9 Temmuz 2012 Pazartesi

YAKIN TARİHİMİZ




         ATATÜRK'ÜN 1926'DA KARADENİZ GEMİSİNE VERDİĞİ 
                                          86 GÜNLÜK GÖREV
 BİR ULUS KENDİNİ TANITIYOR
ATATÜRK'ÜN ÖNERDİĞİ PROJE  DÜNYADA BİR İLK 
 Burhan Bursalıoğlu                                                 N.Kaptan'dan alıntı.

K A R A D E N i Z  V A P U R U – 1926

Karadeniz Vapuru Projesi, Cumhuriyet'in ilanından 3 yıl sonra Atatürk'ün önerisiyle hayata geçirildi.Türkiye'yi tanıtan çeşitli ürünlerin sergilendiği gemi, 12 Haziran 1926 tarihinde İstanbul'dan demir aldıktan sonra 12 ülkede 16 şehri ziyaret etti. Karadeniz Gemisi, 86 günde 10 bin mil yol katettikten sonra 5 Eylül 1926 tarihinde İstanbul'a döndü.


Karadeniz Gemisi'nin yolcuları arasında 3. Cumhurbaşkanı Celal Bayar'ın oğlu Refi Bayar, Anadolu Ajansı'nın kurucularından Şair Kemalettin Kamu, İstiklal Marşı'nın bestecisi Zeki Üngör, ilk Türk kadın gazetecilerden Bedia Arseven, ilk Türk kadın milletvekillerinden Mebrure Gönenç ve Şair Orhan Veli Kanık'ın babası müzisyen Veli Kanık da yer aldı.
Hareketinin gecikmesinden dolayı  eleştirilere maruz kalan Karadeniz, Akbaba Dergisi'ndeki karikatüre de konu oluyor.
1926  Atatürk  sabah saat 8.00'de Bursa'dan hareketle Mudanya'ya, buradan da Karadeniz vapuruyla Bandırma'ya gelmişti.
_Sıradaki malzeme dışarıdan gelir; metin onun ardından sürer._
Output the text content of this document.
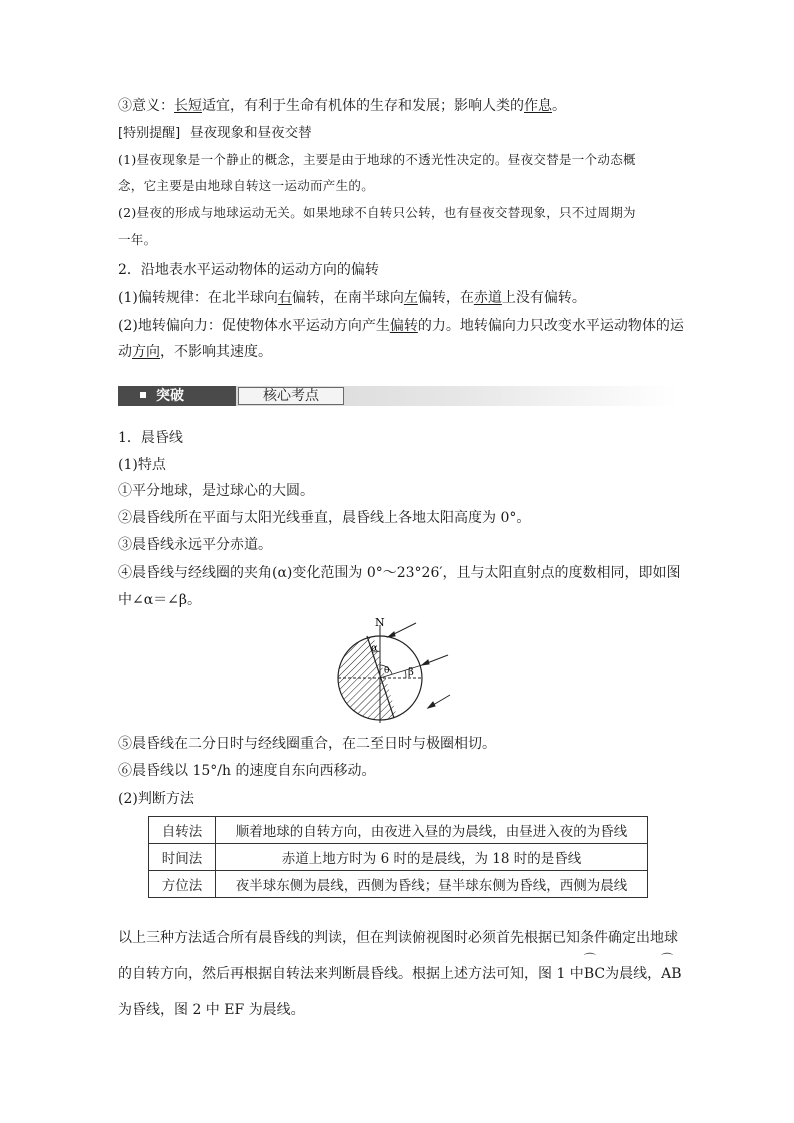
③意义：长短适宜，有利于生命有机体的生存和发展；影响人类的作息。
[特别提醒] 昼夜现象和昼夜交替
(1)昼夜现象是一个静止的概念，主要是由于地球的不透光性决定的。昼夜交替是一个动态概
念，它主要是由地球自转这一运动而产生的。
(2)昼夜的形成与地球运动无关。如果地球不自转只公转，也有昼夜交替现象，只不过周期为
一年。
2．沿地表水平运动物体的运动方向的偏转
(1)偏转规律：在北半球向右偏转，在南半球向左偏转，在赤道上没有偏转。
(2)地转偏向力：促使物体水平运动方向产生偏转的力。地转偏向力只改变水平运动物体的运
动方向，不影响其速度。
突破	核心考点
1．晨昏线
(1)特点
①平分地球，是过球心的大圆。
②晨昏线所在平面与太阳光线垂直，晨昏线上各地太阳高度为 0°。
③晨昏线永远平分赤道。
④晨昏线与经线圈的夹角(α)变化范围为 0°～23°26′，且与太阳直射点的度数相同，即如图
中∠α＝∠β。
N
α
θ β
⑤晨昏线在二分日时与经线圈重合，在二至日时与极圈相切。
⑥晨昏线以 15°/h 的速度自东向西移动。
(2)判断方法
自转法	顺着地球的自转方向，由夜进入昼的为晨线，由昼进入夜的为昏线
时间法	赤道上地方时为 6 时的是晨线，为 18 时的是昏线
方位法	夜半球东侧为晨线，西侧为昏线；昼半球东侧为昏线，西侧为晨线
以上三种方法适合所有晨昏线的判读，但在判读俯视图时必须首先根据已知条件确定出地球
的自转方向，然后再根据自转法来判断晨昏线。根据上述方法可知，图 1 中⌒ BC为晨线，⌒ AB
为昏线，图 2 中 EF 为晨线。
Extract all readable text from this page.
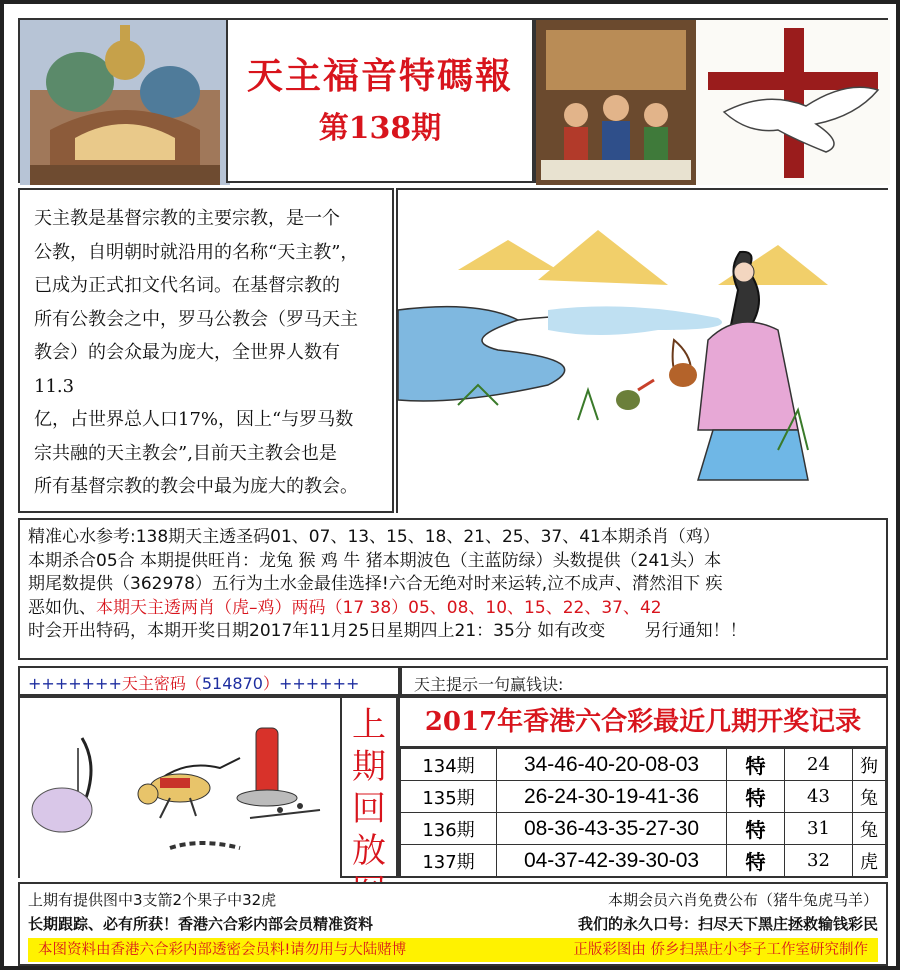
天主福音特碼報
第138期

天主教是基督宗教的主要宗教，是一个

公教，自明朝时就沿用的名称“天主教”，

已成为正式扣文代名词。在基督宗教的

所有公教会之中，罗马公教会（罗马天主

教会）的会众最为庞大，全世界人数有11.3

亿，占世界总人口17%，因上“与罗马数

宗共融的天主教会”,目前天主教会也是

所有基督宗教的教会中最为庞大的教会。

精准心水参考:138期天主透圣码01、07、13、15、18、21、25、37、41本期杀肖（鸡）

本期杀合05合 本期提供旺肖：龙兔 猴 鸡 牛 猪本期波色（主蓝防绿）头数提供（241头）本

期尾数提供（362978）五行为土水金最佳选择!六合无绝对时来运转,泣不成声、潸然泪下 疾

恶如仇、本期天主透两肖（虎–鸡）两码（17 38）05、08、10、15、22、37、42

时会开出特码，本期开奖日期2017年11月25日星期四上21：35分 如有改变 　　另行通知！！

+++++++天主密码（514870）++++++	天主提示一句赢钱诀:
上
期
回
放
2017年香港六合彩最近几期开奖记录
134期	34-46-40-20-08-03	特	24	狗
135期	26-24-30-19-41-36	特	43	兔
136期	08-36-43-35-27-30	特	31	兔
137期	04-37-42-39-30-03	特	32	虎
上期有提供图中3支箭2个果子中32虎	本期会员六肖免费公布（猪牛兔虎马羊）
长期跟踪、必有所获！香港六合彩内部会员精准资料	我们的永久口号：扫尽天下黑庄拯救输钱彩民
本图资料由香港六合彩内部透密会员料!请勿用与大陆赌博	正版彩图由 侨乡扫黑庄小李子工作室研究制作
Atatürk'ün, Karadeniz vapurunda açılan gezici sergiyi ziyareti ve geminin hatıra defterine yazdıkları:
"Sergi, başarıya ulaşmış bir eserdir. Bende gayet iyi izlenimler meydana getirdi. Sunuş tarzı çok iyidir. Hazırlayıcısını takdir ve tebrik ederim."
BİR ULUS KENDİNİ TANITIYOR 
"Karadeniz Seyr-i Türkiye belgeseli," genç Türkiye Cumhuriyeti’nin, bin  bir fedakarlıkla Avrupa’nın büyük limanlarına yolladığı seyyar sergi gemisinin ibret verici öyküsünü anlatıyor.
Marsilya Limanı tarihi günlerinden birini yaşıyor. Zaten her zaman hareketli olan liman, bugün sosyetenin akınına uğramış. Beyaz ve ağır ketenlerden dikilmiş "denizci yakalı" elbiseler içindeki güzel kadınlardan hoş bir parfüm kokusu yükseliyor. Şehir Bandosu "Marselyez" marşını son bir kez çalıp zarif bir vals prelüdüne geçerken, saatlerdir heyecanla beklenen gemi, limana doğru süzülüyor. Bembeyaz ve yüksek güverteli, renk, renk yüzlerce bayrakla süslenmiş, tek bacalı, yaklaşık 5 bin gros tonluk gemi, limana yanaşıyor.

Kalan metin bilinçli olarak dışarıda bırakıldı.